August 18, 2022
Activision Blizzard sales drop as Call of Duty: Vanguard underperforms

Activision Blizzard, the largest US video game publisher, reported revenue that beat analysts’ estimates, but adjusted sales were down 15 percent compared to a year ago, due to a softer Call of Duty: Vanguard launch last fall. And a slow year for the gaming industry as a whole. Activision, which is in the process of being acquired by Microsoft, reported adjusted earnings of $1.64 billion (about Rs 13,000 crore) in the second quarter, compared to the analyst’s average estimate of $1.6 billion (about Rs 12,600 crore). In. Adjusted revenue does not include deferred sales from online purchases. According to data compiled by Bloomberg, adjusted earnings per share stood at 47 cents (about Rs 0.3), nearly 50 percent lower than a year ago and slightly below analysts’ estimates.

Last fall’s Call of Duty: Vanguard, which Activision said didn’t perform as expected, has had a ripple effect on the company’s fiscal year. The game received negative reviews and faced stiff competition from new entries in the popular Halo and Battlefield series.

During the second quarter, Activision’s Blizzard division released Diablo Immortal, a new mobile entry in the action series. Activision’s Chinese partner NetEase delayed the launch of Diablo Immortal in the world’s largest mobile app market by nearly a month, saying it needed additional time. It was finally released on July 25. Activision did not provide revenue figures for the new Diablo game on Monday.

The video game industry has suffered a sluggish year as it deals with hardware supply chain issues affecting consoles, inflation and lack of big hits. Interest in gaming has also cooled as stay-at-home orders have been lifted and people have resumed outdoor interests and activities. According to a report by analytics firm NPD Group, spending in the video game industry is expected to decline 8.7 percent this year.

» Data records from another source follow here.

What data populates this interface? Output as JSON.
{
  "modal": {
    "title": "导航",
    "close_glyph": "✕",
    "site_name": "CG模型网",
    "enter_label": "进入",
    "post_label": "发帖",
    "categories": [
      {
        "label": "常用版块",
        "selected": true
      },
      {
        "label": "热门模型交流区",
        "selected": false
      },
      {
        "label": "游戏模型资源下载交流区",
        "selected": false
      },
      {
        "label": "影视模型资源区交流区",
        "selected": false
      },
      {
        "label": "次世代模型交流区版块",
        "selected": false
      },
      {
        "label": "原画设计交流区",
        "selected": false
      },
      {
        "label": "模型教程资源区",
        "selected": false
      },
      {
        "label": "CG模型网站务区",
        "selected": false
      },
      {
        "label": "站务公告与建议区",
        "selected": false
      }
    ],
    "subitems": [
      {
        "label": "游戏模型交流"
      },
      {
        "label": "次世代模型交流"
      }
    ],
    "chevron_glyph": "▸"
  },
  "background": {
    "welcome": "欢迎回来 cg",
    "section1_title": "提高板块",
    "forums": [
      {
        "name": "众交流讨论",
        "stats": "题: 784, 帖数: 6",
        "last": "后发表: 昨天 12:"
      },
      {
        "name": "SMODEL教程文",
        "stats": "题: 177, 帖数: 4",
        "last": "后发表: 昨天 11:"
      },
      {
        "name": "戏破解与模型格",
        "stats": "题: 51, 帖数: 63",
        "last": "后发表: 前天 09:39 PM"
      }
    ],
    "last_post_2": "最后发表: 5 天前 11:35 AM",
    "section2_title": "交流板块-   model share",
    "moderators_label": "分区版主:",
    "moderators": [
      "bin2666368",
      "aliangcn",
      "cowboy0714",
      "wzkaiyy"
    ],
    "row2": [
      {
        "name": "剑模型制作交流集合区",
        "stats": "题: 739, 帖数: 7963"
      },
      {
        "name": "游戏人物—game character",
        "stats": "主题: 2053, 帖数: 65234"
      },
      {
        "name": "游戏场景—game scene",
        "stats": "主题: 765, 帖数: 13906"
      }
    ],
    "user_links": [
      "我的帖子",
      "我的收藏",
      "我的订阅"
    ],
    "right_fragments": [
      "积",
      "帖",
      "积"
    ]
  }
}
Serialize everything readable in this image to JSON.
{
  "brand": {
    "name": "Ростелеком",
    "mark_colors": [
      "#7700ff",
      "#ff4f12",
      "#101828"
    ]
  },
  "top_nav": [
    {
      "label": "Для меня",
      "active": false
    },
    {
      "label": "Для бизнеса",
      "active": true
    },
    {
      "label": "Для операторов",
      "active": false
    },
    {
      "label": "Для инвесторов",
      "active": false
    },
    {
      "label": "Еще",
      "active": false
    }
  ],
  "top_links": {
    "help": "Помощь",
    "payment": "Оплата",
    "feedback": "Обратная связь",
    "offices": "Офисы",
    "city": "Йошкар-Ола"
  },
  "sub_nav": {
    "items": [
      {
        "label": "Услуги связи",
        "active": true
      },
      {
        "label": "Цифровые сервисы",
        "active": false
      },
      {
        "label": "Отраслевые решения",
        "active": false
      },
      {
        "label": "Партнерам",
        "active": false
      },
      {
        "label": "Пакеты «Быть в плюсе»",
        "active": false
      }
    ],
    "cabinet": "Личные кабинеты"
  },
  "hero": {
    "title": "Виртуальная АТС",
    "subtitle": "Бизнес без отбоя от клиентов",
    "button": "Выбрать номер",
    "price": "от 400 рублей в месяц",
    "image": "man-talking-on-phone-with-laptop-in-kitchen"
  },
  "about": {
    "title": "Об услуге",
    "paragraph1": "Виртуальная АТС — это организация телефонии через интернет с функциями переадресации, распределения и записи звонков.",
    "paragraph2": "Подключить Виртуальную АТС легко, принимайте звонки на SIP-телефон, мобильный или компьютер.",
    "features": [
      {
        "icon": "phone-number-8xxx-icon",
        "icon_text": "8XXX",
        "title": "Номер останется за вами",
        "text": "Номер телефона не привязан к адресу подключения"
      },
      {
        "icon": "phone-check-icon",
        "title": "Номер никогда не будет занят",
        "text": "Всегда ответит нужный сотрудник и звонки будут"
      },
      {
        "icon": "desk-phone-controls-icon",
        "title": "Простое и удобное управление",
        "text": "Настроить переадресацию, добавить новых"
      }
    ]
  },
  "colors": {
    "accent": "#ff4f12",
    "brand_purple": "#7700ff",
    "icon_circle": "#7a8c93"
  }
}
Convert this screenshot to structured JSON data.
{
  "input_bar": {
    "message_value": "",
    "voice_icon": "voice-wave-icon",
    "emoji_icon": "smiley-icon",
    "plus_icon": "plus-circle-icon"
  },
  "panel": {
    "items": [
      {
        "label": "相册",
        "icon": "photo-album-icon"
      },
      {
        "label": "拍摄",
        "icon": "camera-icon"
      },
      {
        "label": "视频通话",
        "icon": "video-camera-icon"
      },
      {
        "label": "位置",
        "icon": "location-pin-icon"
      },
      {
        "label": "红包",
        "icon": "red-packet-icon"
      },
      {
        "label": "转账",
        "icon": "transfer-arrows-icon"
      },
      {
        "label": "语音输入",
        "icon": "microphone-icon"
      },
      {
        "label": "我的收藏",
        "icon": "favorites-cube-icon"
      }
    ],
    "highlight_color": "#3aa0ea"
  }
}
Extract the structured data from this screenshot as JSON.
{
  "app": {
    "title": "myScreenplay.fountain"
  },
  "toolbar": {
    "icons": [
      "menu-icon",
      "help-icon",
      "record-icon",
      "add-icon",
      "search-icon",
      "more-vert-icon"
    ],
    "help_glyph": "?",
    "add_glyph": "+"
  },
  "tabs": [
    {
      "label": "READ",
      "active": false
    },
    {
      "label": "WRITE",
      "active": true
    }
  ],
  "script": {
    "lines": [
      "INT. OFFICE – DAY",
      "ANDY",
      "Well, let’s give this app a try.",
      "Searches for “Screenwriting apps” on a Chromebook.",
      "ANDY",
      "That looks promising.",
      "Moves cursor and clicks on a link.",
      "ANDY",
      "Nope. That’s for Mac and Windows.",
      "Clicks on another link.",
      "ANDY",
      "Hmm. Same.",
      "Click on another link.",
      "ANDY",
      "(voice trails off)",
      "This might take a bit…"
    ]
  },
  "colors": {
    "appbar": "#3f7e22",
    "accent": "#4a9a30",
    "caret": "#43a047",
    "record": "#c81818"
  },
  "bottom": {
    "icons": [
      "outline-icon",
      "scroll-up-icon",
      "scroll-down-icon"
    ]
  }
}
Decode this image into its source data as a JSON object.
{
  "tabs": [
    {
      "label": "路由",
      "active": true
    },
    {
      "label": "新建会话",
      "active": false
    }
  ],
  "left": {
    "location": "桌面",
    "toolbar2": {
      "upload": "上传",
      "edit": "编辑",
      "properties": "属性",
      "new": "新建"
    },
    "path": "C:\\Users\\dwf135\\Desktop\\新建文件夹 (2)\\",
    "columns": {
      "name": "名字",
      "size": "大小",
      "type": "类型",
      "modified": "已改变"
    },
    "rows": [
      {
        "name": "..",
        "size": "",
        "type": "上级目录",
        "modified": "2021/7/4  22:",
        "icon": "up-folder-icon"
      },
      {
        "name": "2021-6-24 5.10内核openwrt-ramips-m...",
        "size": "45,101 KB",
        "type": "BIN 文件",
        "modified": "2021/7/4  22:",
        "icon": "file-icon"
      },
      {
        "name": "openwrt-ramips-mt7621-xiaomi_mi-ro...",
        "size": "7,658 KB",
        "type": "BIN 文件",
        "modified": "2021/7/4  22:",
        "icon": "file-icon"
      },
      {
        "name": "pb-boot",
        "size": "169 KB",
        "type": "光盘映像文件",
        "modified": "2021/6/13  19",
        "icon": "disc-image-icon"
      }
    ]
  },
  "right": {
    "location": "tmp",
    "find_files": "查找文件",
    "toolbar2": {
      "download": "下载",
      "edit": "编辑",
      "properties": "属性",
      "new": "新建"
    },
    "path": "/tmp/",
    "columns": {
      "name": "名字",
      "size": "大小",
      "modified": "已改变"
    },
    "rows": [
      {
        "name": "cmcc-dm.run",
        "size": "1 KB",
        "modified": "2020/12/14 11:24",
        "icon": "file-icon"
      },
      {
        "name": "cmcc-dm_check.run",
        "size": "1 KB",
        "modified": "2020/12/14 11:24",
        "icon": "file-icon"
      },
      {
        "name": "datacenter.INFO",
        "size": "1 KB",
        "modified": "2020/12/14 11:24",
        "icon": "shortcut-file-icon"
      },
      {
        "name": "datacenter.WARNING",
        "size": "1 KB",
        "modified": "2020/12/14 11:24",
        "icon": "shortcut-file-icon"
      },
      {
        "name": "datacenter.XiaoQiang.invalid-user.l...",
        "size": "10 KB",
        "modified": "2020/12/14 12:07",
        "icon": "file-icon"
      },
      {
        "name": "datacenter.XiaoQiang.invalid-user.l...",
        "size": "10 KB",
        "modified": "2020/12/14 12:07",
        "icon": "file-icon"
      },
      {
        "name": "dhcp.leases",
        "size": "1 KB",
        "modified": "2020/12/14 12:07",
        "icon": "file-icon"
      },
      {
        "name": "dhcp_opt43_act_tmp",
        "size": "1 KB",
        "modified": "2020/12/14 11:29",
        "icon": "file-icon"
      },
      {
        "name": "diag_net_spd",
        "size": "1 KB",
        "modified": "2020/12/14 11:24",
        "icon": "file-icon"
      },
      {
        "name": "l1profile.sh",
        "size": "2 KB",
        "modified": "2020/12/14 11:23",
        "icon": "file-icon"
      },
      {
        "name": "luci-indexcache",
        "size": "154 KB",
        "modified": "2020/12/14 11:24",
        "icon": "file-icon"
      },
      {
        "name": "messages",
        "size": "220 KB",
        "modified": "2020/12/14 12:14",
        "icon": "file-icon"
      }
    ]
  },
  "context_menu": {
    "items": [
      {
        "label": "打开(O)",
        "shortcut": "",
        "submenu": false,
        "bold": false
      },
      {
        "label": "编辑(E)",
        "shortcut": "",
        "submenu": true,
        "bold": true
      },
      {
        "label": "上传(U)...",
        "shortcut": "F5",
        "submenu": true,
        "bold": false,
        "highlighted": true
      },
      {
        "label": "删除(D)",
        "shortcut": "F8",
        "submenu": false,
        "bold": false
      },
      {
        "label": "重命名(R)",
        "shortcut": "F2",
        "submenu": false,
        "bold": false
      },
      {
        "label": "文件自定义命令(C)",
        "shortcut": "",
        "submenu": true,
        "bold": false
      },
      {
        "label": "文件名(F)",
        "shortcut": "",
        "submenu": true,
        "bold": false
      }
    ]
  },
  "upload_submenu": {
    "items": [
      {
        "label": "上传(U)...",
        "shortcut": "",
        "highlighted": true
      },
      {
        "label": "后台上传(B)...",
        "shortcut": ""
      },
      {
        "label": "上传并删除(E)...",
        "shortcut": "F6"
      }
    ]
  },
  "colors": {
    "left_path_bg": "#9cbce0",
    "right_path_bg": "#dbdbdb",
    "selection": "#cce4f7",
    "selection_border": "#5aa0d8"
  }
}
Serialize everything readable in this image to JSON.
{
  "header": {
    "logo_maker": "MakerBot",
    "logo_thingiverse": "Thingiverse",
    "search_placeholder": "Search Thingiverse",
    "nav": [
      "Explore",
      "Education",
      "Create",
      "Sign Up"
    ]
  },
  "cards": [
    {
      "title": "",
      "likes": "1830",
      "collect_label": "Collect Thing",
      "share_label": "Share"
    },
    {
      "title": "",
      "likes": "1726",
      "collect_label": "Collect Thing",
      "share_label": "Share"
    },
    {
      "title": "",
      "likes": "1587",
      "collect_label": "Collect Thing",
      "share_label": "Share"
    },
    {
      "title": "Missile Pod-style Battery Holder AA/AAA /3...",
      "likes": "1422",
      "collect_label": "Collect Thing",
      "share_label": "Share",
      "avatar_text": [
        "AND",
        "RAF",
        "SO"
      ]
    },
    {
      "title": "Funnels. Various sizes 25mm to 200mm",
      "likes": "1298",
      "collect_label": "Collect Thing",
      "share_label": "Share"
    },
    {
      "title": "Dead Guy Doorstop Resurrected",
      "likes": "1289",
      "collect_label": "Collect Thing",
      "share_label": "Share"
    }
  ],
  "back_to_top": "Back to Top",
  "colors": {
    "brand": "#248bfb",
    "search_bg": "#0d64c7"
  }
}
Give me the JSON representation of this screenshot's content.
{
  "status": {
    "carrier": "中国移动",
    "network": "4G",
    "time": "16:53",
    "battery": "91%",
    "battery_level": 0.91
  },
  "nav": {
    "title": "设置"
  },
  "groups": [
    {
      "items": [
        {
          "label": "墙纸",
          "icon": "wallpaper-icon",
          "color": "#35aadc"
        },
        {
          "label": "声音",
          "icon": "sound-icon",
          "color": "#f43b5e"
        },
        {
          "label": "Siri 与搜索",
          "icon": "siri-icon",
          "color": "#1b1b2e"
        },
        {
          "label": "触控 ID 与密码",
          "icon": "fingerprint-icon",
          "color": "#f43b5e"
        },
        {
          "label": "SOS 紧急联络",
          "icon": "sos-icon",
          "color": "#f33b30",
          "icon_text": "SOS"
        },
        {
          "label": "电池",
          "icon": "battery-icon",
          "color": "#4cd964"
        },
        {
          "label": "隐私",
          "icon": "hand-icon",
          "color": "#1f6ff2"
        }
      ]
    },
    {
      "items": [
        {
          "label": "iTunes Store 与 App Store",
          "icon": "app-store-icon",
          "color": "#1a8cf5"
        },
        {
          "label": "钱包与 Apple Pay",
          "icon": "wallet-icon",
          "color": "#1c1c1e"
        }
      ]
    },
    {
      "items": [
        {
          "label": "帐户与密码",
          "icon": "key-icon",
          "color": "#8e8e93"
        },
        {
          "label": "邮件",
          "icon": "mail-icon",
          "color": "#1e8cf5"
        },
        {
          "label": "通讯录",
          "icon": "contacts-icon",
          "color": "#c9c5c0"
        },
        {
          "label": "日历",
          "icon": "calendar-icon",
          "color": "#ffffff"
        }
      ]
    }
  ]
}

Activision said it expects revenue and earnings per share to “be lower year-over-year in the second half.” Shares were up less than 1 per cent at $80.45 (about Rs 6,500) in extended trading.

Call of Duty: Modern Warfare II, a new entry in the series, will be released on October 28. But the series will then drop to 2023, Bloomberg has reported. Instead Activision will release add-ons for Modern Warfare and other Call of Duty-related content. The next mainline game in the series, from Treyarch Studios, is planned for 2024. Call of Duty is Activision’s biggest video game series and the title regularly tops annual sales charts. They have sold over 400 million units since the series debuted in 2003.

Activision said it will also release Blizzard games Overwatch 2 on October 4th and Dragonflight, a new expansion for online game World of Warcraft, later this year. Diablo IV will be out next year, the company said.

The Santa Monica, California-based publisher increased developer headcount by 25 percent compared to a year ago, partly due to its acquisition of Boston-based game company Proletariat, which assisted in the expansion of World of Warcraft and Sweden-based AI company Pelterian. Will do However, it said it is “cognizant of risks, including those related to labor market and economic conditions.”

Microsoft announced the purchase of Activision in January. The Xbox maker swooped in, while Activision shares suffered last year amid the ongoing sexual misconduct scandal. Activision’s stock has risen nearly 20 percent since its January announcement, although it is still trading well below the $95 (roughly Rs.7,500) offer price per share, suggesting market uncertainty. The deal will happen. The newly appointed head of the Federal Trade Commission, Leena Khan, has indicated she plans to take a tough stand against technology mergers. Activision has said it expects the transaction to close in Microsoft’s fiscal year ending June 2023.